Unfortunately for all of us, Max dies five minutes later, and the blonde never does go into the steakhouse, and the movie ends.

“Can we watch her scene again?” Ava asks, and I rewind the tape and find the part and press play. My dad stands up first and walks over to the screen, and soon Ava follows and then Mom and Charlotte and Jamal all at once, until we’re all standing just a couple feet away, staring into Caroline’s face at eye level.

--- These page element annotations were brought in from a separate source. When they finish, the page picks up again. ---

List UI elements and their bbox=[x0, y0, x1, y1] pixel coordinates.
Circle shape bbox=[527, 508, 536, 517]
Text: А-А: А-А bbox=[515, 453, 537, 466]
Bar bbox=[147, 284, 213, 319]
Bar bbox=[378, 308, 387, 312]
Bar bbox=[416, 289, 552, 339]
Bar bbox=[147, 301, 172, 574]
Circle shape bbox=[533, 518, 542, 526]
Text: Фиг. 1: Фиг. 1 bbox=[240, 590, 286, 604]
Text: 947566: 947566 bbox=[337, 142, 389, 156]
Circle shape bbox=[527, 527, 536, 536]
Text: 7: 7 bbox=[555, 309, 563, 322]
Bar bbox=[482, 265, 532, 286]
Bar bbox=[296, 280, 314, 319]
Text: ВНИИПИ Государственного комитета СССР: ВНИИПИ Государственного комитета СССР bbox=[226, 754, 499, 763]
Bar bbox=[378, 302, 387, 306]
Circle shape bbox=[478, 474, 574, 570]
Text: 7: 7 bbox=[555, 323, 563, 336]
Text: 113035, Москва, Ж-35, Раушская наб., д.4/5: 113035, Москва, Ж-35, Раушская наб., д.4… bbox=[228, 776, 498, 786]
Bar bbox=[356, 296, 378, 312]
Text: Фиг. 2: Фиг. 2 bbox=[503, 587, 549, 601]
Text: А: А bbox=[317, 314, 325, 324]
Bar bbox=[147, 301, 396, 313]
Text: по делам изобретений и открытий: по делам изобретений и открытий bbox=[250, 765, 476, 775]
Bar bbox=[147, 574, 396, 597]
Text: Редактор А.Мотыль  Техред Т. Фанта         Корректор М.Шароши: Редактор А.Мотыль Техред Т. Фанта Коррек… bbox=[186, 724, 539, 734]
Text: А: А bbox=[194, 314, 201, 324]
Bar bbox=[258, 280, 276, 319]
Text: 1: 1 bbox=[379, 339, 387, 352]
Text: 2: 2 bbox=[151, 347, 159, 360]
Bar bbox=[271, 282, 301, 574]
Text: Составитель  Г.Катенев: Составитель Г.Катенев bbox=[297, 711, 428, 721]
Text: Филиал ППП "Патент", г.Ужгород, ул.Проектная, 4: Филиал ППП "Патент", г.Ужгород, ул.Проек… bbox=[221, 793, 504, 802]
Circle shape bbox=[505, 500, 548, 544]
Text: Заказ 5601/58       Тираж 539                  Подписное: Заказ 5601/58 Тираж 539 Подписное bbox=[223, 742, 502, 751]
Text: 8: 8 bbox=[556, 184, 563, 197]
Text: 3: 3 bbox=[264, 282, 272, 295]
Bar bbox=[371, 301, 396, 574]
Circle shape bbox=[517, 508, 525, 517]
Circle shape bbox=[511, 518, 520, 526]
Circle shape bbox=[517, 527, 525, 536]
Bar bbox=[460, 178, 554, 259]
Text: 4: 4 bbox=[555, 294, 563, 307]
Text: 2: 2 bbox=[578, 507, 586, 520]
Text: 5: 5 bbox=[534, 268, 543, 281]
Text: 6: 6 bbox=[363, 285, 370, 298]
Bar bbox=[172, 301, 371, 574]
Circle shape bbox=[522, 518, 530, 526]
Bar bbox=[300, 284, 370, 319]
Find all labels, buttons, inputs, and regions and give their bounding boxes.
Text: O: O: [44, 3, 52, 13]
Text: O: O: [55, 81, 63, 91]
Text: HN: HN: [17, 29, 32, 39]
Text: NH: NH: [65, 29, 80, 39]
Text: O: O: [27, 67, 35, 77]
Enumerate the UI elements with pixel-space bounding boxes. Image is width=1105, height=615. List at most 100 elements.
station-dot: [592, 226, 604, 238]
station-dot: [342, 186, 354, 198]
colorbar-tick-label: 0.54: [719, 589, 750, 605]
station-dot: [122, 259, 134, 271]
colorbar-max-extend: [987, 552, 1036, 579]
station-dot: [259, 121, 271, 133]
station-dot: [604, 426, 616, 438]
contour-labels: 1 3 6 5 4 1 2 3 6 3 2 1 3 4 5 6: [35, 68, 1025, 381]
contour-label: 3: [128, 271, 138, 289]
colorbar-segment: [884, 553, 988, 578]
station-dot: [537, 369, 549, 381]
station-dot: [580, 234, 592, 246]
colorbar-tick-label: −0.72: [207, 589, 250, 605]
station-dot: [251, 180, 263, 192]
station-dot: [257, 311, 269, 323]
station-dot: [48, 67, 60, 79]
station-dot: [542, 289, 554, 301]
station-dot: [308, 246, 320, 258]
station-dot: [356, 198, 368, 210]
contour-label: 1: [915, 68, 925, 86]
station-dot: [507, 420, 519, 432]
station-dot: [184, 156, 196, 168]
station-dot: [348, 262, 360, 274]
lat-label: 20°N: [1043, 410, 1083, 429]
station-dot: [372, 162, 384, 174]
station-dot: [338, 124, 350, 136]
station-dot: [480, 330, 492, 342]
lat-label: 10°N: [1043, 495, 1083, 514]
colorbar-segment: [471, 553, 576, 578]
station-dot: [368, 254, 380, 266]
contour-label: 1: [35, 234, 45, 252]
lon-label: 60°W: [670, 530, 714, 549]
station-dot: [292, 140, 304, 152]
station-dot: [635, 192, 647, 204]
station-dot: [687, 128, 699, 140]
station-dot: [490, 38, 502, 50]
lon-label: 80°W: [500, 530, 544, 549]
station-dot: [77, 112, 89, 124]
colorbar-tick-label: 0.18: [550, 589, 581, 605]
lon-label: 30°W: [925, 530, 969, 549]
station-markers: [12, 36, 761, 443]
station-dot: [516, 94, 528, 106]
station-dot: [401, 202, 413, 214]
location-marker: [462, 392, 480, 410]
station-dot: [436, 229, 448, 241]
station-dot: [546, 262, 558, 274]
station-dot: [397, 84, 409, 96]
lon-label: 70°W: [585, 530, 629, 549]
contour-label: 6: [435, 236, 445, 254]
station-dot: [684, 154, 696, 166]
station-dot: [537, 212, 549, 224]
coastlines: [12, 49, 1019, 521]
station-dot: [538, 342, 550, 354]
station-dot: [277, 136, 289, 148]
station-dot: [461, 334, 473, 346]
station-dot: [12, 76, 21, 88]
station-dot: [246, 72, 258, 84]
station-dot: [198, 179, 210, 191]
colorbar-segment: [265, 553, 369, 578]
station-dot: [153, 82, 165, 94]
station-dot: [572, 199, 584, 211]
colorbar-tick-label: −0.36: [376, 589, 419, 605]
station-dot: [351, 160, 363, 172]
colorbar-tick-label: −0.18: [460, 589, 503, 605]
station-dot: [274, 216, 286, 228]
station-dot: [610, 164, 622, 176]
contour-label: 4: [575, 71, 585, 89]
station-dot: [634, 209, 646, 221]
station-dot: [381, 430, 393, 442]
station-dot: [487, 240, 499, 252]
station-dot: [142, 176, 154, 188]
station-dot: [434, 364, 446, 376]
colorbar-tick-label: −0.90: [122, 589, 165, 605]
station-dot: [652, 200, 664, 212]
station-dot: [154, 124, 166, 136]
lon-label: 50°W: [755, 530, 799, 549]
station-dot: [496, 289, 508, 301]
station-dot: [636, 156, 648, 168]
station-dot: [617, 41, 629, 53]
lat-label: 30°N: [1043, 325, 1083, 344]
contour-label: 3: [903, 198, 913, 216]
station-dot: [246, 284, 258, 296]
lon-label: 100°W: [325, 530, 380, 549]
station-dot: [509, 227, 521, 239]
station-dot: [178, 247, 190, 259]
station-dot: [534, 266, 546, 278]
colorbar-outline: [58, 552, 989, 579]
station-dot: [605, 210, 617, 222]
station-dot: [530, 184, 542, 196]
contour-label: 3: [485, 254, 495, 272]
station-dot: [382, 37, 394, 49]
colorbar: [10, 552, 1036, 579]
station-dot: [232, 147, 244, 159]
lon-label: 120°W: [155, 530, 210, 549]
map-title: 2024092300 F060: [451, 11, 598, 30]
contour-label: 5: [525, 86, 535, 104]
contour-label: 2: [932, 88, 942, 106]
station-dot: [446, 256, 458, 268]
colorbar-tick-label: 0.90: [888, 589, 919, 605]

“She’s beautiful,” Dad says.

“Such a kind face,” Mom says.

And I nod yes but as they all watch Caroline, I look at Ava, her hair fallen out of its ponytail, her hand raised to her mouth, her green eyes fixed to the screen, unblinking, taking in the sight of her mother.

Chapter Thirteen

At 4:40 a.m. on Sunday morning I pull up to the Echo Park house and text Rebecca that I’m here. When I look up from my phone I see Morgan’s truck in their driveway, which I guess is something I should have considered as a possibility. There’s no reason that seeing her should be any more awkward than it’s been the last few weeks—it could actually be less so now that we know where we stand—but I’m disappointed at the sight of the truck anyway. I wanted to feel like the art department expert on this excursion and every time I’m with Morgan it’s clear that she’s the more experienced one.

Then Rebecca appears, shutting her door behind her, carrying two travel mugs and Morgan’s keys.